Expansion and articulation
Never in the past have the same (neo-liberal and antidemocratic) policies been applied by the same institutions in such a universal way: from East to West and from South to North, we are all confronted with the same deregulations, privatizations and opening up of markets, with the same attacks on civil liberties. “Preventive” war and “anti-terrorist” ideology appear as the counterparts of capitalist globalization. As a result we really need to build a common international front of resistance and of alternatives. But there is a real danger of disarticulation between the process of the forums and mobilisations.
The specific, thematic campaigns are today occupying a more important place, after the big “general” mobilizations of past years: for the cancellation of Third World debt, against discrimination (see the publication by the World March of Women of a 31-point charter  ) and against the war in Iraq, for example. That is in itself a good thing. But it also reinforces the need for common rallying points where all the fronts of struggle can converge.

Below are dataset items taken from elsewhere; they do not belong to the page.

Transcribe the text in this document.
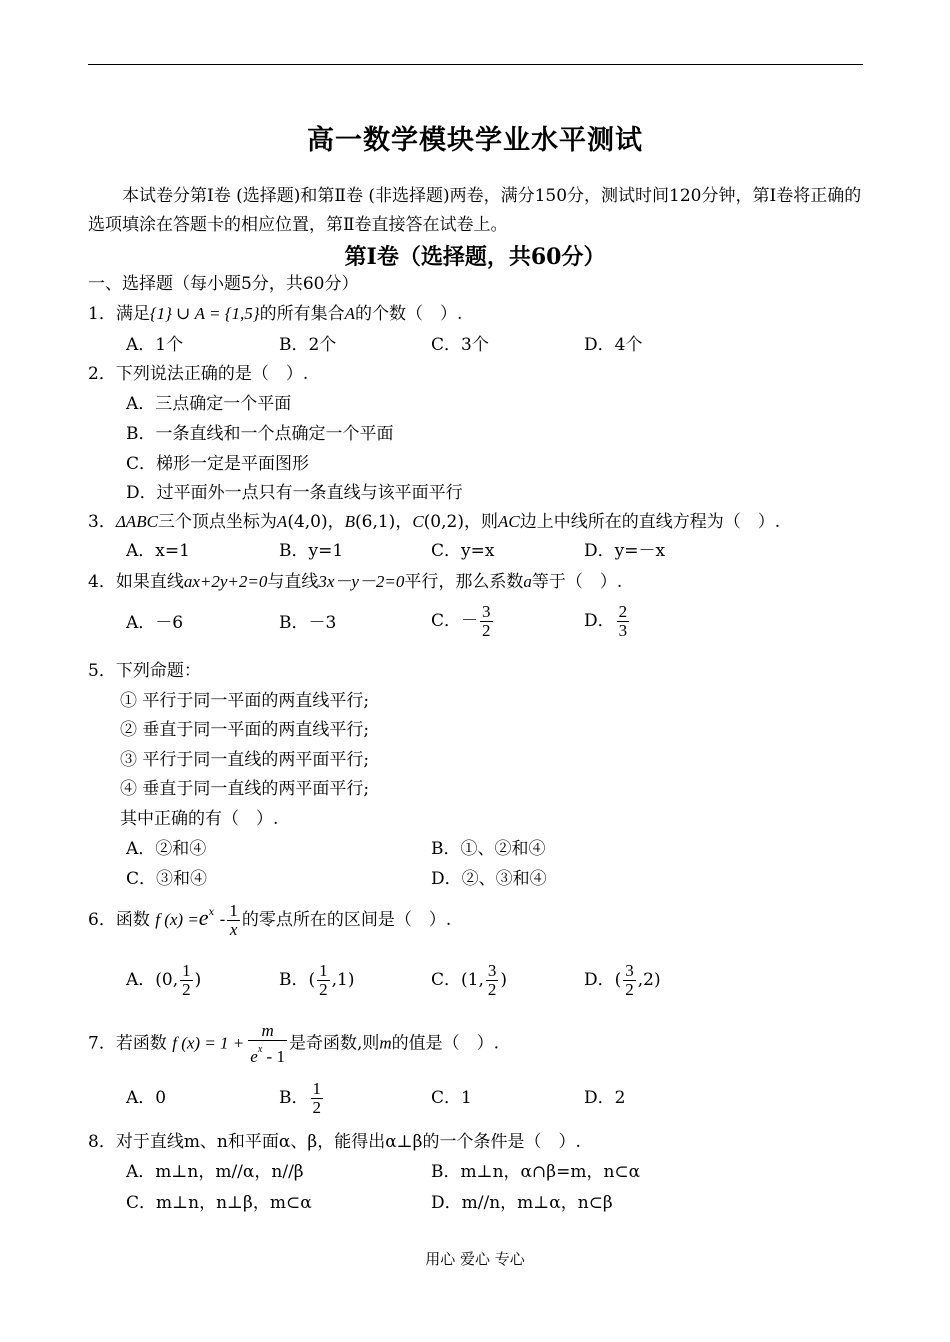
高一数学模块学业水平测试
本试卷分第Ⅰ卷 (选择题)和第Ⅱ卷 (非选择题)两卷，满分150分，测试时间120分钟，第Ⅰ卷将正确的选项填涂在答题卡的相应位置，第Ⅱ卷直接答在试卷上。
第Ⅰ卷（选择题，共60分）
一、选择题（每小题5分，共60分）
1．满足{1} ∪ A = {1,5}的所有集合A的个数（　）.
A．1个	B．2个	C．3个	D．4个
2．下列说法正确的是（　）.
A．三点确定一个平面
B．一条直线和一个点确定一个平面
C．梯形一定是平面图形
D．过平面外一点只有一条直线与该平面平行
3．ΔABC三个顶点坐标为A(4,0)，B(6,1)，C(0,2)，则AC边上中线所在的直线方程为（　）.
A．x=1	B．y=1	C．y=x	D．y=－x
4．如果直线ax+2y+2=0与直线3x－y－2=0平行，那么系数a等于（　）.
A．－6	B．－3	C．－ $\frac{3}{2}$	D． $\frac{2}{3}$
5．下列命题：
① 平行于同一平面的两直线平行;
② 垂直于同一平面的两直线平行;
③ 平行于同一直线的两平面平行;
④ 垂直于同一直线的两平面平行;
其中正确的有（　）.
A．②和④	B．①、②和④
C．③和④	D．②、③和④
6．函数 f $(x) =e^x - \frac{1}{x}$ 的零点所在的区间是（　）.
A．(0, $\frac{1}{2}$ )	B．( $\frac{1}{2} ,1$)	C．(1, $\frac{3}{2}$ )	D．( $\frac{3}{2} ,2$)
7．若函数 f $(x) = 1 + \frac{m}{e^x - 1}$ 是奇函数,则m的值是（　）.
A．0	B． $\frac{1}{2}$	C．1	D．2
8．对于直线m、n和平面α、β，能得出α⊥β的一个条件是（　）.
A．m⊥n，m//α，n//β	B．m⊥n，α∩β=m，n⊂α
C．m⊥n，n⊥β，m⊂α	D．m//n，m⊥α，n⊂β
用心 爱心 专心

In the coming two years, the role of the regional forums will probably be reinforced in relation to the world forum. Struggles tend to be rooted at the national or sub-continental level (the question of Venezuela in Latin America, the question of the Constitution and of public services in Europe). In 2006, the World Social Forum will be “decentralised”, inevitably taking on a more regional content than previously.
These evolutions are taking place in response to real developments and there is nothing negative about them as such; they are necessary. The problem is that the places where information and reflection are collectivised on an international level, where regional and thematic processes are articulated, are being weakened at the very moment when the movement as a whole is further diversifying. In its composition and its functioning, the international council of the WSF does not correspond to this need (it was not capable of concluding the very important discussion on the rhythm of the forums), even though its commissions can be more effective.
The organizing pole of the network of social movements has to be renewed, but how to do it is not at all obvious. The various so-called “intellectual” themes which are trying to make the link between developing fundamental analyses and bringing answers to the needs of militants have to co-operate more closely, but they are not yet doing so.
If we want to avoid the decentralisation of the movement leading to its disarticulation (and to a weakening of the capacity of collective resistance to liberal and military globalisation), new and concrete answers will also have to be found on this level.